What is the Difference Between Lab Incubators and Lab Ovens?

Photo of inside of lab incubator

While laboratory incubators and ovens may appear similar at first glance, they serve distinct purposes and offer unique features:

Laboratory Incubators:

Laboratory incubators are designed to maintain specific environmental conditions for the growth and cultivation of biological cultures, for example microorganisms, cells, and tissues. Key characteristics of a laboratory incubator include:

  1. Temperature Control: Incubators are used for maintaining a stable and controlled temperature. They can be set at specific temperatures ranging from ambient to elevated levels, typically up to 50-70°C.
  2. Humidity Control: Some incubators offer humidity control to create a moist environment, ideal for certain cell and tissue cultures.
  3. CO2 Incubators: Specialised CO2 incubators are equipped to control carbon dioxide levels, as well as temperature and humidity. These are crucial for cell culture work, as CO2 helps maintain pH and promote cell growth. (Read more about why incubators typically have 5% CO2 here)
  4. Cooled Incubators: Cooled incubators have the ability to maintain temperatures below ambient levels. Therefore they are useful for applications like preserving samples or conducting experiments at lower temperatures.

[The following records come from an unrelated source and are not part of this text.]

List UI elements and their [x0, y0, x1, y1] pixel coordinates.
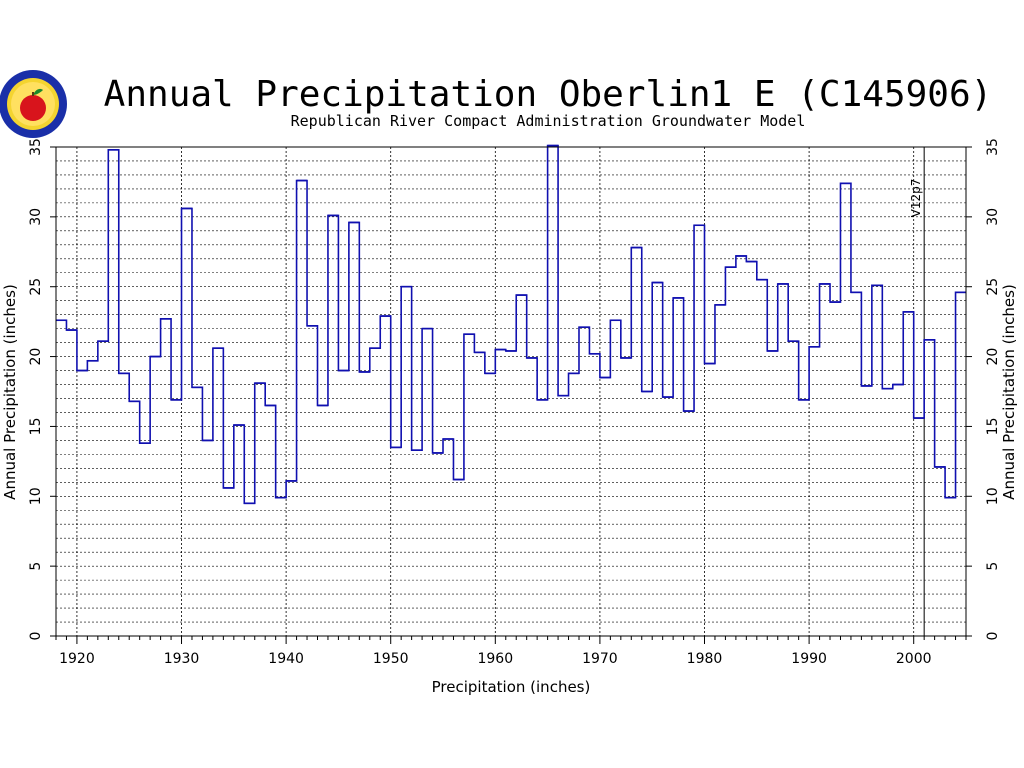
x-tick-label: 1990 [791, 651, 827, 667]
x-tick-label: 1950 [373, 651, 409, 667]
x-tick-label: 1930 [164, 651, 200, 667]
chart-subtitle: Republican River Compact Administration … [291, 112, 806, 130]
x-axis-label: Precipitation (inches) [432, 678, 591, 696]
y-tick-label-left: 0 [28, 632, 44, 641]
y-tick-label-left: 10 [28, 487, 44, 505]
version-annotation: V12p7 [909, 179, 923, 218]
logo-seal [0, 70, 67, 138]
series-group [56, 144, 966, 505]
y-tick-label-right: 5 [985, 562, 1001, 571]
y-tick-label-left: 30 [28, 208, 44, 226]
y-tick-label-right: 15 [985, 418, 1001, 436]
y-axis-label-left: Annual Precipitation (inches) [1, 284, 19, 500]
y-tick-label-right: 35 [985, 138, 1001, 156]
x-tick-label: 1960 [477, 651, 513, 667]
y-axis-label-right: Annual Precipitation (inches) [1000, 284, 1018, 500]
y-tick-label-right: 20 [985, 348, 1001, 366]
y-tick-label-right: 0 [985, 632, 1001, 641]
y-tick-label-left: 15 [28, 418, 44, 436]
y-axis-ticks: 0 0 5 5 10 10 15 15 20 20 25 25 30 30 35 35 [28, 138, 1001, 640]
y-tick-label-right: 10 [985, 487, 1001, 505]
x-tick-label: 1920 [59, 651, 95, 667]
x-tick-label: 1940 [268, 651, 304, 667]
x-axis-ticks: 1920 1930 1940 1950 1960 1970 1980 1990 2000 [55, 636, 967, 667]
apple-icon [20, 95, 46, 121]
x-tick-label: 1980 [687, 651, 723, 667]
y-tick-label-right: 30 [985, 208, 1001, 226]
y-tick-label-left: 5 [28, 562, 44, 571]
y-tick-label-left: 25 [28, 278, 44, 296]
x-tick-label: 2000 [896, 651, 932, 667]
y-tick-label-left: 20 [28, 348, 44, 366]
x-tick-label: 1970 [582, 651, 618, 667]
chart-title: Annual Precipitation Oberlin1 E (C145906… [104, 74, 993, 115]
y-tick-label-left: 35 [28, 138, 44, 156]
y-tick-label-right: 25 [985, 278, 1001, 296]
precipitation-step-line [56, 144, 966, 505]
plot-frame [55, 146, 967, 637]
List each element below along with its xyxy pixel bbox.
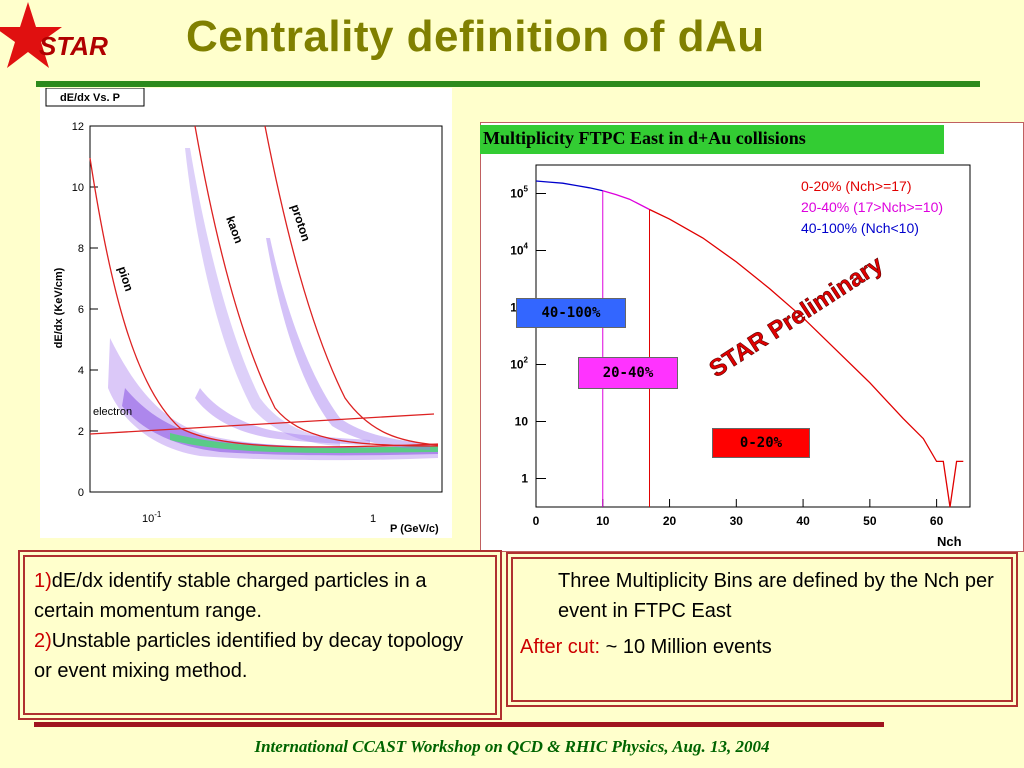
series-line-0 [649, 208, 964, 508]
star-logo: STAR [0, 0, 140, 80]
bin-label-0-20: 0-20% [712, 428, 810, 458]
plot-tag: dE/dx Vs. P [60, 92, 120, 104]
note-1: 1)dE/dx identify stable charged particle… [34, 566, 486, 626]
electron-curve [89, 413, 435, 435]
x-tick-label: 50 [863, 514, 877, 528]
electron-label: electron [93, 406, 132, 418]
note-2-text: Unstable particles identified by decay t… [34, 630, 464, 682]
series-line-1 [602, 190, 650, 211]
bethe-bloch-curves [89, 125, 439, 448]
kaon-label: kaon [223, 214, 246, 245]
legend-entry-1: 20-40% (17>Nch>=10) [801, 199, 943, 215]
after-cut-line: After cut: ~ 10 Million events [520, 632, 996, 662]
page-title: Centrality definition of dAu [186, 12, 765, 61]
xtick-1: 1 [370, 513, 376, 525]
bin-label-20-40: 20-40% [578, 357, 678, 389]
y-tick-label: 102 [510, 356, 528, 372]
x-tick-label: 0 [533, 514, 540, 528]
y-tick-label: 1 [521, 472, 528, 486]
kaon-curve [194, 125, 439, 447]
chart-title: Multiplicity FTPC East in d+Au collision… [480, 125, 944, 154]
logo-text: STAR [39, 31, 108, 61]
proton-label: proton [288, 203, 313, 243]
dedx-notes-box: 1)dE/dx identify stable charged particle… [18, 550, 502, 720]
bins-description: Three Multiplicity Bins are defined by t… [558, 570, 994, 622]
legend-entry-0: 0-20% (Nch>=17) [801, 178, 912, 194]
dedx-plot: dE/dx Vs. P 0 2 4 6 8 10 12 dE/dx (KeV/c… [45, 87, 443, 535]
ytick-6: 6 [78, 304, 84, 316]
star-preliminary-watermark: STAR Preliminary [705, 251, 889, 383]
note-2: 2)Unstable particles identified by decay… [34, 626, 486, 686]
pion-label: pion [115, 265, 136, 293]
chart-series [535, 180, 964, 508]
note-2-number: 2) [34, 630, 52, 652]
chart-axes: 0102030405060110102103104105 [510, 185, 943, 529]
ytick-2: 2 [78, 426, 84, 438]
title-rule [36, 81, 980, 87]
pion-curve [89, 157, 439, 448]
footer-rule [34, 722, 884, 727]
x-tick-label: 20 [663, 514, 677, 528]
multiplicity-plot-panel: 0102030405060110102103104105 0-20% (Nch>… [480, 122, 1024, 552]
ytick-8: 8 [78, 243, 84, 255]
multiplicity-notes-box: Three Multiplicity Bins are defined by t… [506, 552, 1018, 707]
dedx-scatter-band [108, 148, 438, 461]
chart-legend: 0-20% (Nch>=17) 20-40% (17>Nch>=10) 40-100… [801, 178, 943, 236]
after-cut-label: After cut: [520, 636, 601, 658]
note-1-text: dE/dx identify stable charged particles … [34, 570, 427, 622]
x-tick-label: 40 [796, 514, 810, 528]
after-cut-value: ~ 10 Million events [600, 636, 772, 658]
ytick-0: 0 [78, 487, 84, 499]
x-axis-label: P (GeV/c) [390, 523, 439, 535]
note-1-number: 1) [34, 570, 52, 592]
star-icon [0, 2, 62, 68]
multiplicity-chart: 0102030405060110102103104105 0-20% (Nch>… [510, 164, 971, 549]
plot-tag-box [45, 87, 145, 107]
chart-x-label: Nch [937, 534, 962, 549]
y-axis-label: dE/dx (KeV/cm) [53, 267, 65, 348]
bin-label-40-100: 40-100% [516, 298, 626, 328]
footer-text: International CCAST Workshop on QCD & RH… [254, 737, 770, 756]
series-line-2 [535, 180, 603, 192]
x-tick-label: 60 [930, 514, 944, 528]
y-axis-ticks: 0 2 4 6 8 10 12 [72, 121, 98, 499]
xtick-0p1: 10-1 [142, 510, 162, 525]
y-tick-label: 105 [510, 185, 528, 201]
y-tick-label: 104 [510, 242, 528, 258]
proton-curve [264, 125, 439, 446]
legend-entry-2: 40-100% (Nch<10) [801, 220, 919, 236]
x-tick-label: 30 [730, 514, 744, 528]
y-tick-label: 10 [515, 415, 529, 429]
ytick-12: 12 [72, 121, 84, 133]
x-tick-label: 10 [596, 514, 610, 528]
dedx-plot-panel: dE/dx Vs. P 0 2 4 6 8 10 12 dE/dx (KeV/c… [40, 87, 452, 538]
ytick-10: 10 [72, 182, 84, 194]
chart-frame [535, 164, 971, 508]
ytick-4: 4 [78, 365, 84, 377]
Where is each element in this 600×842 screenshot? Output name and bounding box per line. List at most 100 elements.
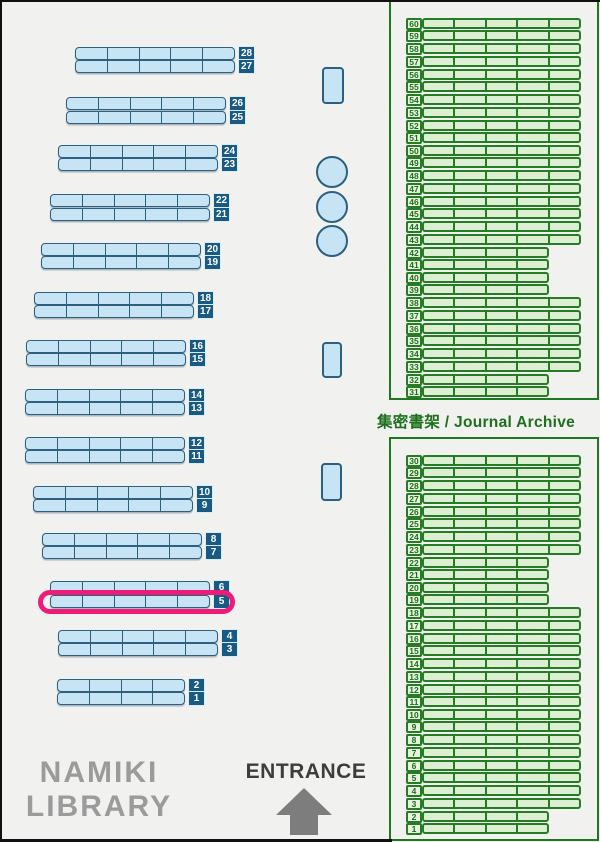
archive-shelf-row-17[interactable] [422, 619, 581, 631]
shelf-row-25[interactable] [66, 111, 226, 124]
archive-shelf-row-44[interactable] [422, 221, 581, 233]
archive-shelf-row-9[interactable] [422, 721, 581, 733]
shelf-row-17[interactable] [34, 305, 194, 318]
archive-shelf-row-51[interactable] [422, 131, 581, 143]
archive-shelf-row-18[interactable] [422, 607, 581, 619]
shelf-segment [76, 61, 107, 72]
shelf-segment [484, 172, 516, 180]
shelf-row-13[interactable] [25, 402, 185, 415]
shelf-row-22[interactable] [50, 194, 210, 207]
archive-shelf-row-5[interactable] [422, 772, 581, 784]
archive-shelf-row-11[interactable] [422, 695, 581, 707]
archive-shelf-row-31[interactable] [422, 385, 550, 397]
archive-shelf-row-6[interactable] [422, 759, 581, 771]
archive-shelf-row-30[interactable] [422, 455, 581, 466]
archive-shelf-row-10[interactable] [422, 709, 581, 720]
archive-shelf-row-54[interactable] [422, 94, 581, 106]
shelf-row-26[interactable] [66, 97, 226, 110]
shelf-row-28[interactable] [75, 47, 235, 60]
shelf-row-18[interactable] [34, 292, 194, 305]
shelf-segment [453, 621, 484, 629]
archive-shelf-row-55[interactable] [422, 81, 581, 93]
archive-shelf-row-12[interactable] [422, 683, 581, 695]
archive-shelf-row-26[interactable] [422, 505, 581, 517]
archive-number-badge-44: 44 [406, 221, 422, 234]
archive-shelf-row-32[interactable] [422, 373, 550, 385]
archive-shelf-row-56[interactable] [422, 68, 581, 80]
archive-shelf-row-29[interactable] [422, 467, 581, 479]
shelf-segment [516, 235, 547, 243]
archive-shelf-row-15[interactable] [422, 645, 581, 657]
shelf-row-3[interactable] [58, 643, 218, 656]
archive-shelf-row-25[interactable] [422, 518, 581, 530]
archive-shelf-row-35[interactable] [422, 335, 581, 347]
shelf-row-10[interactable] [33, 486, 193, 499]
shelf-segment [59, 146, 90, 157]
archive-shelf-row-24[interactable] [422, 531, 581, 543]
shelf-segment [128, 487, 160, 498]
archive-shelf-row-38[interactable] [422, 297, 581, 309]
shelf-row-23[interactable] [58, 158, 218, 171]
archive-shelf-row-8[interactable] [422, 734, 581, 746]
archive-shelf-row-41[interactable] [422, 258, 550, 270]
shelf-row-19[interactable] [41, 256, 201, 269]
shelf-segment [35, 306, 66, 317]
archive-shelf-row-58[interactable] [422, 43, 581, 55]
shelf-segment [516, 147, 547, 154]
archive-shelf-row-42[interactable] [422, 246, 550, 258]
shelf-row-12[interactable] [25, 437, 185, 450]
archive-shelf-row-21[interactable] [422, 568, 550, 580]
shelf-segment [547, 311, 579, 319]
shelf-row-27[interactable] [75, 60, 235, 73]
shelf-row-20[interactable] [41, 243, 201, 256]
archive-shelf-row-27[interactable] [422, 492, 581, 504]
archive-shelf-row-16[interactable] [422, 632, 581, 644]
shelf-segment [547, 520, 579, 528]
archive-shelf-row-4[interactable] [422, 785, 581, 797]
archive-shelf-row-1[interactable] [422, 822, 550, 834]
shelf-segment [26, 403, 57, 414]
archive-shelf-row-48[interactable] [422, 170, 581, 182]
shelf-segment [424, 45, 453, 52]
shelf-row-15[interactable] [26, 353, 186, 366]
archive-shelf-row-36[interactable] [422, 322, 581, 334]
archive-shelf-row-59[interactable] [422, 30, 581, 42]
shelf-row-24[interactable] [58, 145, 218, 158]
archive-shelf-row-28[interactable] [422, 480, 581, 492]
archive-shelf-row-46[interactable] [422, 195, 581, 207]
archive-shelf-row-20[interactable] [422, 582, 550, 593]
shelf-row-14[interactable] [25, 389, 185, 402]
archive-shelf-row-57[interactable] [422, 55, 581, 67]
archive-shelf-row-23[interactable] [422, 543, 581, 555]
archive-shelf-row-3[interactable] [422, 797, 581, 809]
shelf-row-8[interactable] [42, 533, 202, 546]
shelf-row-16[interactable] [26, 340, 186, 353]
shelf-row-4[interactable] [58, 630, 218, 643]
archive-shelf-row-34[interactable] [422, 348, 581, 360]
shelf-row-2[interactable] [57, 679, 185, 692]
archive-shelf-row-52[interactable] [422, 119, 581, 131]
shelf-row-21[interactable] [50, 208, 210, 221]
archive-shelf-row-14[interactable] [422, 658, 581, 670]
shelf-row-7[interactable] [42, 546, 202, 559]
shelf-row-1[interactable] [57, 692, 185, 705]
archive-shelf-row-33[interactable] [422, 360, 581, 372]
archive-shelf-row-2[interactable] [422, 810, 550, 822]
archive-shelf-row-19[interactable] [422, 594, 550, 606]
archive-shelf-row-7[interactable] [422, 746, 581, 758]
archive-shelf-row-22[interactable] [422, 556, 550, 568]
shelf-row-9[interactable] [33, 499, 193, 512]
archive-number-badge-43: 43 [406, 233, 422, 246]
archive-shelf-row-49[interactable] [422, 157, 581, 169]
archive-shelf-row-47[interactable] [422, 182, 581, 194]
archive-shelf-row-50[interactable] [422, 145, 581, 156]
archive-shelf-row-40[interactable] [422, 272, 550, 283]
archive-shelf-row-13[interactable] [422, 670, 581, 682]
shelf-row-11[interactable] [25, 450, 185, 463]
archive-shelf-row-39[interactable] [422, 284, 550, 296]
archive-shelf-row-45[interactable] [422, 208, 581, 220]
archive-shelf-row-53[interactable] [422, 106, 581, 118]
archive-shelf-row-37[interactable] [422, 309, 581, 321]
archive-shelf-row-43[interactable] [422, 233, 581, 245]
archive-shelf-row-60[interactable] [422, 18, 581, 29]
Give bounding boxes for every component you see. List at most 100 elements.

Laboratory incubators are primarily used in life sciences, microbiology, and cell biology research.

Laboratory Ovens:

A laboratory oven, on the other hand, is designed to provide a controlled dry heat environment, typically at higher temperatures. The key characteristics of a laboratory oven include:

  1. Temperature Range: Laboratory ovens are capable of reaching higher temperatures compared to incubators, often exceeding 100°C or even up to 300°C or more.
  2. Dry Heat: Ovens do not provide humidity control. They are used for drying, sterilising, heat treating, and other applications where a dry heat environment is required.
  3. Uniform Heating: Ovens are designed for uniform temperature distribution throughout the chamber, ensuring consistent results across all samples.

In summary, the difference between laboratory incubators and laboratory ovens lies in their intended use and the environmental conditions they provide. Incubators are used for cell growth, offering precise control over temperature, humidity, and CO2 levels. In contrast, laboratory ovens are geared towards applications that require high-temperature, dry heat environments such as sterilisation and material testing.